Pavur explained the hijacking methodology this way:
We can convert the bytes from the recording in real-time at the IP-packet layer. Essentially, we wait until we record an entire IP packet from the stream (a matter of milliseconds normally) and then immediately write that packet to disk. As an attacker, you do need to know what kind of data you want to extract from the “noise” of people visiting Facebook and so forth. To do that, you can use IP addresses or other traffic signatures to identify just the most relevant traffic to respond to programmatically.

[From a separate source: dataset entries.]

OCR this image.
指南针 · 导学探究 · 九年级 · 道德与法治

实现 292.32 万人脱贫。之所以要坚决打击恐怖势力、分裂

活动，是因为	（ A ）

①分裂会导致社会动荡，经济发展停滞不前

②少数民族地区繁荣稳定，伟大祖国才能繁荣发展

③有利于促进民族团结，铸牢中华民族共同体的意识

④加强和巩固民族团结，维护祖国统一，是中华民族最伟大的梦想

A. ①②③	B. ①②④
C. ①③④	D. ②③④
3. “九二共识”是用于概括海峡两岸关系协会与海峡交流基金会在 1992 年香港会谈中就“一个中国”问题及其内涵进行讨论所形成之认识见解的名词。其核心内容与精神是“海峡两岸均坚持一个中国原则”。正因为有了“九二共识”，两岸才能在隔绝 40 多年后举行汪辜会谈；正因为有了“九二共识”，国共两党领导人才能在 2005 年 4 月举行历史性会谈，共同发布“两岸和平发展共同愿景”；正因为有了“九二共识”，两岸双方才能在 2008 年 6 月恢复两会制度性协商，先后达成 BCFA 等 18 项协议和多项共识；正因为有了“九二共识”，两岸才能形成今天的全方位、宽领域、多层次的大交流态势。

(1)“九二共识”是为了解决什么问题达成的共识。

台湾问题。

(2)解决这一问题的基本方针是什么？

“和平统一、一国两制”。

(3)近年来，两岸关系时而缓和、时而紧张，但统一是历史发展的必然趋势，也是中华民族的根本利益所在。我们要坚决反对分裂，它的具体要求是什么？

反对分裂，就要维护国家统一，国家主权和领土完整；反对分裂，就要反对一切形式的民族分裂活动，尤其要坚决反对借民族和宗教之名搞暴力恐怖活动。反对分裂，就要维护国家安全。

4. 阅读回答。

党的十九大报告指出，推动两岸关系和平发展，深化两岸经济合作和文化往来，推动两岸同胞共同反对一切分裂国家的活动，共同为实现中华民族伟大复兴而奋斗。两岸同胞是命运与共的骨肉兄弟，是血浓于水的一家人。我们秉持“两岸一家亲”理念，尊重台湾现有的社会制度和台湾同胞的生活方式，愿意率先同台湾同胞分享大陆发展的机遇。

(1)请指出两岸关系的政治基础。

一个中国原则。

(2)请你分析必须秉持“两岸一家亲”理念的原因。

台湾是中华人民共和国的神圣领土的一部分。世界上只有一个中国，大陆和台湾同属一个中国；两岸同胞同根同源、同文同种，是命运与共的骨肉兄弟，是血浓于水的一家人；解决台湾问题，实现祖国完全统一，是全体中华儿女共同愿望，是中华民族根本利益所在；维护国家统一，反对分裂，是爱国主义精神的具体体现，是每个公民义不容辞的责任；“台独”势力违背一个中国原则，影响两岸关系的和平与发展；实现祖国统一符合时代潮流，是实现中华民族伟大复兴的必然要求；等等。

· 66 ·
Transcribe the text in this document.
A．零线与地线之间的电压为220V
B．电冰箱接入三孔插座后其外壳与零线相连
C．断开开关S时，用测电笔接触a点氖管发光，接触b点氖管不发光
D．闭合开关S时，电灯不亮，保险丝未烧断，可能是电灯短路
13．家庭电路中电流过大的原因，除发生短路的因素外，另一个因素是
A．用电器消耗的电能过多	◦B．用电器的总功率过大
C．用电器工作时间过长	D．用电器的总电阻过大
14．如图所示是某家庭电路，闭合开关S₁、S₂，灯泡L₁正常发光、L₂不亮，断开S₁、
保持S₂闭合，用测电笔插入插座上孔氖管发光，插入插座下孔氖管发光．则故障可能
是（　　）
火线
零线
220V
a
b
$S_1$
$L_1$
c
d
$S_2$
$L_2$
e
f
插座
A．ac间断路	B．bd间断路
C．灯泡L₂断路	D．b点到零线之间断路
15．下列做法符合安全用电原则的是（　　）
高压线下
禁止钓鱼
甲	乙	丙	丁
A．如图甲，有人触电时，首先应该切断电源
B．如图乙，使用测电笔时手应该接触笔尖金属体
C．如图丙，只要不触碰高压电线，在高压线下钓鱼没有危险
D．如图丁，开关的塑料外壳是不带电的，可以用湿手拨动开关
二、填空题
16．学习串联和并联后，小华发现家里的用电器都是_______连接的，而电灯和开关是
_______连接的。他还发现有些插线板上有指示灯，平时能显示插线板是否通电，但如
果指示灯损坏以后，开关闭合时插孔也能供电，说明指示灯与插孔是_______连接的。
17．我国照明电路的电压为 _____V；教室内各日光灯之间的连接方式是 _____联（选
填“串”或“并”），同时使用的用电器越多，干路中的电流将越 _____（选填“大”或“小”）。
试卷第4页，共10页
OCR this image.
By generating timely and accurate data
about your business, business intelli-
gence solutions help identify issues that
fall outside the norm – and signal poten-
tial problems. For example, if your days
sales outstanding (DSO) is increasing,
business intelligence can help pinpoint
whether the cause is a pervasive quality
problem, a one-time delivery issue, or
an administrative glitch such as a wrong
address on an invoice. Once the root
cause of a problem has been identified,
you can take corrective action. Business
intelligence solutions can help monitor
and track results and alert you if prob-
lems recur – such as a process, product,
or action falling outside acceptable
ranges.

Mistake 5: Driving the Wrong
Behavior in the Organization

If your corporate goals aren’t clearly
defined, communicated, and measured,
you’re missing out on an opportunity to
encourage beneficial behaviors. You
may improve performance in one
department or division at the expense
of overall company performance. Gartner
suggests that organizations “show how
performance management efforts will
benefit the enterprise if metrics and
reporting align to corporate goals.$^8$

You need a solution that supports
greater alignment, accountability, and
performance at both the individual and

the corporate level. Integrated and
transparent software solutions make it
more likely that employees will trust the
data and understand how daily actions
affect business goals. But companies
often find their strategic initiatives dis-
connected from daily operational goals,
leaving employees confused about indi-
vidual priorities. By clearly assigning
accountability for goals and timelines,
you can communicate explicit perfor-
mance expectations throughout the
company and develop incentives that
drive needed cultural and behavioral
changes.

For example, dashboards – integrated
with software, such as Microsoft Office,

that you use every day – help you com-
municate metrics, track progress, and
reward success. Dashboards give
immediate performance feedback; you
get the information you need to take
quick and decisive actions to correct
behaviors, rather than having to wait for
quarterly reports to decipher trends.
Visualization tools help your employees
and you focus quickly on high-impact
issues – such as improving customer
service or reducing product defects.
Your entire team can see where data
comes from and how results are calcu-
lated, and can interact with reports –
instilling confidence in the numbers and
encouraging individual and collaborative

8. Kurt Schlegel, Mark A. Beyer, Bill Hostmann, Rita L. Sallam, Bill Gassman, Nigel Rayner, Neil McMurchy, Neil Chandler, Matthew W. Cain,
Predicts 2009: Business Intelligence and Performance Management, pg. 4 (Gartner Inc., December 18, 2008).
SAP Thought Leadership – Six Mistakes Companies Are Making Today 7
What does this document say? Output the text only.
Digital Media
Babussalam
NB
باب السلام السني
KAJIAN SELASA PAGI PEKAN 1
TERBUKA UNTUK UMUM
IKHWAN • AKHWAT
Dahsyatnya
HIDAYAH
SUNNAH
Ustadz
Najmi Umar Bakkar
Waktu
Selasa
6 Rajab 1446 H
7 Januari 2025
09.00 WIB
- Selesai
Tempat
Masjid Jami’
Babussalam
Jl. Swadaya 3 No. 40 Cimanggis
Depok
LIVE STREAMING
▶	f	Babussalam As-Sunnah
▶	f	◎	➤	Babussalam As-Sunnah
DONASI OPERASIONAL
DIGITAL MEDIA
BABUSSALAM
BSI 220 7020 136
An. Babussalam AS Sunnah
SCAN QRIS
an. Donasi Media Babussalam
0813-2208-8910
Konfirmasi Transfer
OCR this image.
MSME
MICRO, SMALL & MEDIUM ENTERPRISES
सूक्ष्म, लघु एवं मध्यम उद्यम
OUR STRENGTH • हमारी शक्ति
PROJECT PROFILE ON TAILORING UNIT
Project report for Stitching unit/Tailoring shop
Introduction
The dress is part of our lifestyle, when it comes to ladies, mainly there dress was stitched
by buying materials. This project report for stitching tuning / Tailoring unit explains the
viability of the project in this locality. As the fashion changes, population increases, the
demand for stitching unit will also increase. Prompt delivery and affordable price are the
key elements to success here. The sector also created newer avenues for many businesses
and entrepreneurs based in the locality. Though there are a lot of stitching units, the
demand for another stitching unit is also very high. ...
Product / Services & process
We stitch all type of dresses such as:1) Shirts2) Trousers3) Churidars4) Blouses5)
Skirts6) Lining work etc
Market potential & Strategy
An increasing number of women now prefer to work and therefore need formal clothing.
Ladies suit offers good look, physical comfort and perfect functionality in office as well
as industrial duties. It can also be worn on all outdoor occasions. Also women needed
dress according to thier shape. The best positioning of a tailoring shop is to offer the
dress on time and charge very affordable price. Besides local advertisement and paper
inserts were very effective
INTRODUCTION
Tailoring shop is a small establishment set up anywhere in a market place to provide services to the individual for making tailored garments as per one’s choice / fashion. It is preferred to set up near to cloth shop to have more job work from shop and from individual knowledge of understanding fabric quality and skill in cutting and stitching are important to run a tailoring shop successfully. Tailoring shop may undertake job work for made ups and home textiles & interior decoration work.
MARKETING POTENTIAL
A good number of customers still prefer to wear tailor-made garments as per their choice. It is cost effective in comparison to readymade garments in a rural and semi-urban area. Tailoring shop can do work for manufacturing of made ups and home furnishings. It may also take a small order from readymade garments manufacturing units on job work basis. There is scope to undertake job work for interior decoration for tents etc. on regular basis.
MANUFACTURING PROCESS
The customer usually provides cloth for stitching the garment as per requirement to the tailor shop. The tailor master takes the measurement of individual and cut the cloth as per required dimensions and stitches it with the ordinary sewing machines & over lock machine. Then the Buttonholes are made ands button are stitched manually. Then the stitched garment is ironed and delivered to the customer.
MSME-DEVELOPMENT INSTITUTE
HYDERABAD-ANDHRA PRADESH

A problem in search of a solution
The common reaction Pavur gets after he shares his findings is that satellite-based Internet users should simply use a VPN to prevent attackers from reading or tampering with any data sent. Unfortunately, he said, the handshakes required for each endpoint to authenticate itself to the other results in a slow-down of about 90 percent. The overhead increases the already-large 700 millisecond latency to a wait that renders satellite Internet almost completely unusable.
And while HTTPS and transport-level encryption for email prevent attackers from reading the body of pages and messages, most domain-lookup queries continue to be unencrypted. Attackers can learn plenty by scrutinizing the data. HTTPS certificates allow attackers to fingerprint servers customers connect to.
That information allows attackers to identify users who are worthy of more targeted attacks. Out of 100 ships Pavur pseudo-randomly looked at, he was able to deanonymize about 10 and tie them to specific vessels.
The interception of unencrypted navigational charts, equipment failures in the open sea, and the use of vulnerability-riddled Windows 2003 servers also puts users at considerable risk. Combined with the use of insecure channels such as FTP, an attacker might be able to tamper with maritime data to hide a sandbar or use the data to plan physical intrusions.
The sheer scale of the problem put the researcher in a quandary. With tens of thousands of users affected, Pavur was unable to privately notify the vast majority of them. He settled on contacting the largest companies who were transmitting particularly sensitive data in the clear. He ultimately chose not to identify any of the affected users or companies because, he said, the crux of the problem is the result of industrywide protocols that are insecure.
“The goal of my research is to bring out these unique dynamics that the physical properties of space create for cybersecurity, and it’s an area that’s been underexplored,” he said. “A lot of people think that satellites are just normal computers that are a little bit further away, but there’s a lot that’s different about satellites. If we highlight those differences, we can better build security to protect the systems.”